Zielonka on Abbott (2017)
Abbott, Helen. Baudelaire in Song, 1880–1930. Oxford UP, 2017, pp. xiv + 191, ISBN 978-0198794691
Abbott, Helen. Baudelaire in Song, 1880–1930. Oxford UP, 2017, pp. xiv + 191, ISBN 978-0198794691
Anthony Zielonka, Assumption College
Following her original and innovative study, Parisian Intersections: Baudelaire’s Legacy to Composers (2012), which focused on musical transpositions and settings of Charles Baudelaire’s sonnet “La Mort des amants,” Helen Abbott broadens her analysis in this new volume to present, first, an illuminating overview of the complex and highly important subjects of Baudelaire’s relationship to music and composers’ responses to his poetry, and then a detailed examination of series of poems by Baudelaire that were set to music as chansons, by five composers: Maurice Rollinat, Gustave Charpentier, Alexander Gretchaninov, Louis Vierne, and Alban Berg. Having provided concise but insightful commentary on the well-known settings by Gabriel Fauré, Claude Debussy, and Henri Duparc, Abbott justifies her decision to devote the major part of her study to the works of these five lesser-known composers thus: “Fauré, Debussy, and Duparc were not working in isolation, so to speak, but were part of a very diverse group of composers beginning to experiment with setting Baudelaire to music” (173). There are chapters on each of the five composers, including settings of poems from Les Fleurs du mal in Russian translation, by Gretchaninov, and in German, by Berg.

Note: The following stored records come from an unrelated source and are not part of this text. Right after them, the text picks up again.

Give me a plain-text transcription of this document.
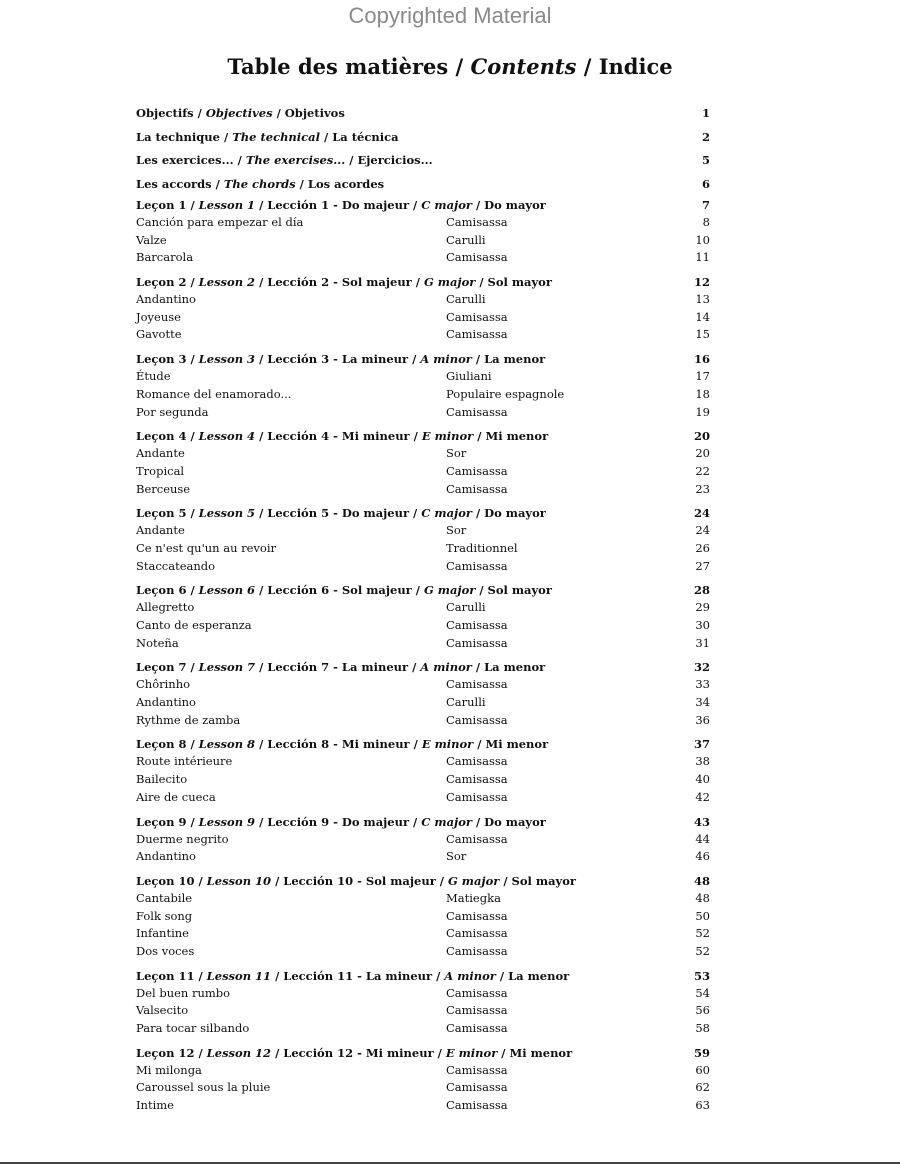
Copyrighted Material
Table des matières / Contents / Indice
Objectifs / Objectives / Objetivos	1
La technique / The technical / La técnica	2
Les exercices... / The exercises... / Ejercicios...	5
Les accords / The chords / Los acordes	6
Leçon 1 / Lesson 1 / Lección 1 - Do majeur / C major / Do mayor	7
Canción para empezar el día	Camisassa	8
Valze	Carulli	10
Barcarola	Camisassa	11
Leçon 2 / Lesson 2 / Lección 2 - Sol majeur / G major / Sol mayor	12
Andantino	Carulli	13
Joyeuse	Camisassa	14
Gavotte	Camisassa	15
Leçon 3 / Lesson 3 / Lección 3 - La mineur / A minor / La menor	16
Étude	Giuliani	17
Romance del enamorado...	Populaire espagnole	18
Por segunda	Camisassa	19
Leçon 4 / Lesson 4 / Lección 4 - Mi mineur / E minor / Mi menor	20
Andante	Sor	20
Tropical	Camisassa	22
Berceuse	Camisassa	23
Leçon 5 / Lesson 5 / Lección 5 - Do majeur / C major / Do mayor	24
Andante	Sor	24
Ce n'est qu'un au revoir	Traditionnel	26
Staccateando	Camisassa	27
Leçon 6 / Lesson 6 / Lección 6 - Sol majeur / G major / Sol mayor	28
Allegretto	Carulli	29
Canto de esperanza	Camisassa	30
Noteña	Camisassa	31
Leçon 7 / Lesson 7 / Lección 7 - La mineur / A minor / La menor	32
Chôrinho	Camisassa	33
Andantino	Carulli	34
Rythme de zamba	Camisassa	36
Leçon 8 / Lesson 8 / Lección 8 - Mi mineur / E minor / Mi menor	37
Route intérieure	Camisassa	38
Bailecito	Camisassa	40
Aire de cueca	Camisassa	42
Leçon 9 / Lesson 9 / Lección 9 - Do majeur / C major / Do mayor	43
Duerme negrito	Camisassa	44
Andantino	Sor	46
Leçon 10 / Lesson 10 / Lección 10 - Sol majeur / G major / Sol mayor	48
Cantabile	Matiegka	48
Folk song	Camisassa	50
Infantine	Camisassa	52
Dos voces	Camisassa	52
Leçon 11 / Lesson 11 / Lección 11 - La mineur / A minor / La menor	53
Del buen rumbo	Camisassa	54
Valsecito	Camisassa	56
Para tocar silbando	Camisassa	58
Leçon 12 / Lesson 12 / Lección 12 - Mi mineur / E minor / Mi menor	59
Mi milonga	Camisassa	60
Caroussel sous la pluie	Camisassa	62
Intime	Camisassa	63
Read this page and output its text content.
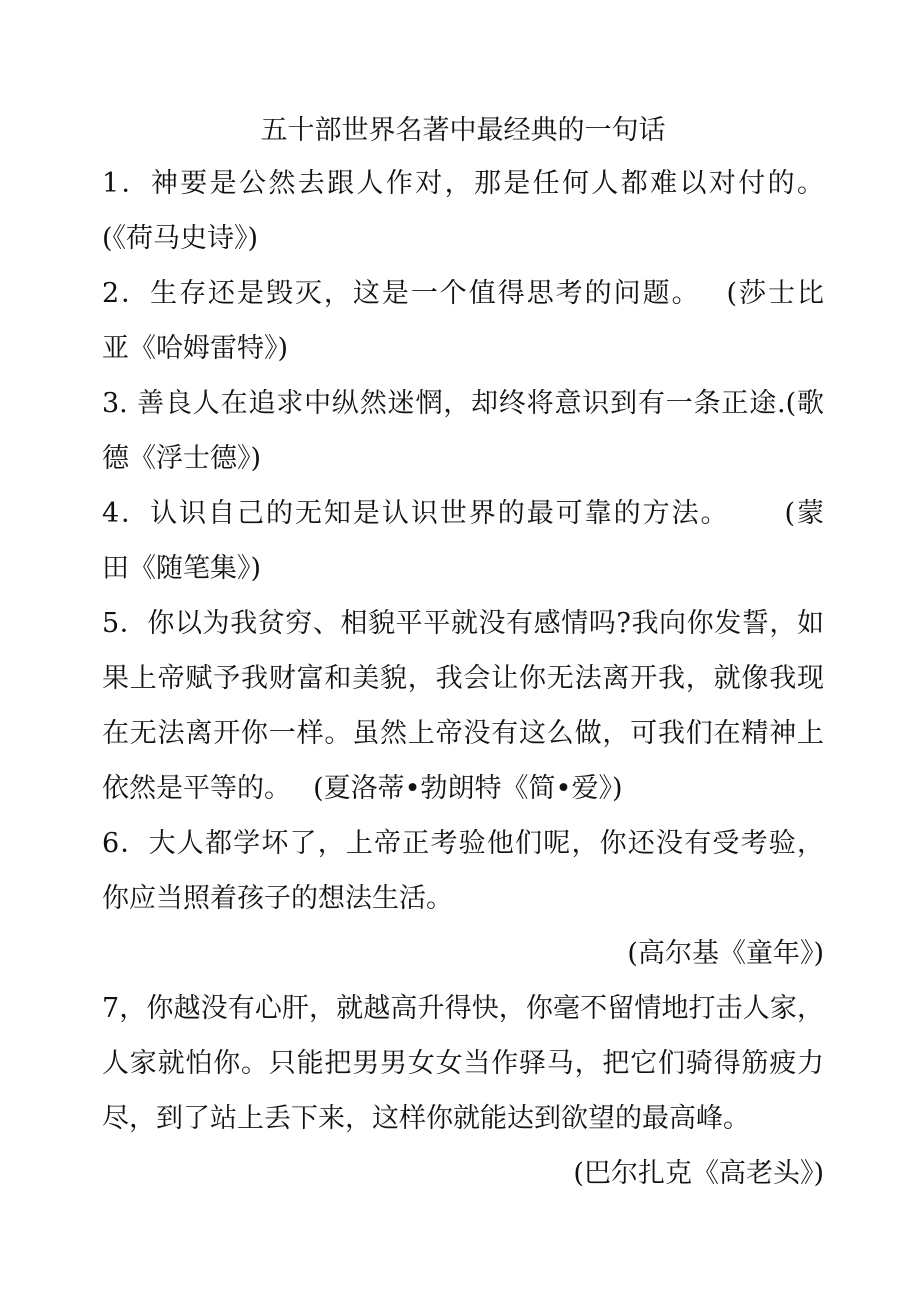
五十部世界名著中最经典的一句话
1．神要是公然去跟人作对，那是任何人都难以对付的。
(《荷马史诗》)
2．生存还是毁灭，这是一个值得思考的问题。　 (莎士比
亚《哈姆雷特》)
3. 善良人在追求中纵然迷惘，却终将意识到有一条正途.(歌
德《浮士德》)
4．认识自己的无知是认识世界的最可靠的方法。　　 (蒙
田《随笔集》)
5．你以为我贫穷、相貌平平就没有感情吗?我向你发誓，如
果上帝赋予我财富和美貌，我会让你无法离开我，就像我现
在无法离开你一样。虽然上帝没有这么做，可我们在精神上
依然是平等的。　 (夏洛蒂•勃朗特《简•爱》)
6．大人都学坏了，上帝正考验他们呢，你还没有受考验，
你应当照着孩子的想法生活。
(高尔基《童年》)
7，你越没有心肝，就越高升得快，你毫不留情地打击人家，
人家就怕你。只能把男男女女当作驿马，把它们骑得筋疲力
尽，到了站上丢下来，这样你就能达到欲望的最高峰。
(巴尔扎克《高老头》)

Abbott’s own very interesting and convincing analyses are set within the context of the most recent Baudelaire criticism, and the criticism and theory of interdisciplinary text and music studies. This can sometimes lead to a certain opacity in the formulation and exposition of the author’s critical and theoretical methodology, as in the following example: “The proposal in this study is that, by examining the nature of the bonds that are formed when a poem is set to music as a song in much more detail, we can move beyond the logic that relies too readily on get-out clauses which suggest that song is simply ‘problematic,’ ‘mysterious,’ or paradoxical’” (34). Neither is it made entirely clear how “financial modelling” can be applied here in an illuminating way: “If we take gains and losses as being related to an economic model, our critical language can be supplemented by the language used by the finance industry to describe the net effect of merging two business units together: accretion or dilution” (42). The author does not explain precisely enough how these economic concepts of “accretion” and “dilution” may be applied to the setting of Baudelaire’s texts to music in these songs.
The three preliminary chapters and the five chapters on the selected composers present cogent, highly original, and fascinating analyses of formal, metrical, rhythmical, stylistic, and semantic transformations, additions, and deletions that took place when these composers set Baudelaire’s texts to music. The author examines in detail the process of “assemblage” and “repackaging” that the selected corpus of twenty-two poems and twenty-nine songs underwent over the fifty-year period under review (1880–1930). Differences in approaches taken by each of the selected composers are revealed clearly and coherently, according to the various analytical categories that are applied, which include the use of digital and statistical methodologies. We learn a great deal, in these analyses, about these composers and about their works, which deserve to be better known and which provide many original insights into the poems of which they are new incarnations and interpretations.
The book has been carefully copy-edited. One might however question the frequent use of the verb to “flag up,” and “we might” appears twice in one line in the second paragraph on page 29. Useful figures and schematic tables, a bibliography, a discography, and an index are included. Helen Abbott’s new book is an impressive and important contribution to Baudelaire studies and to the emerging field of text and music criticism and theory.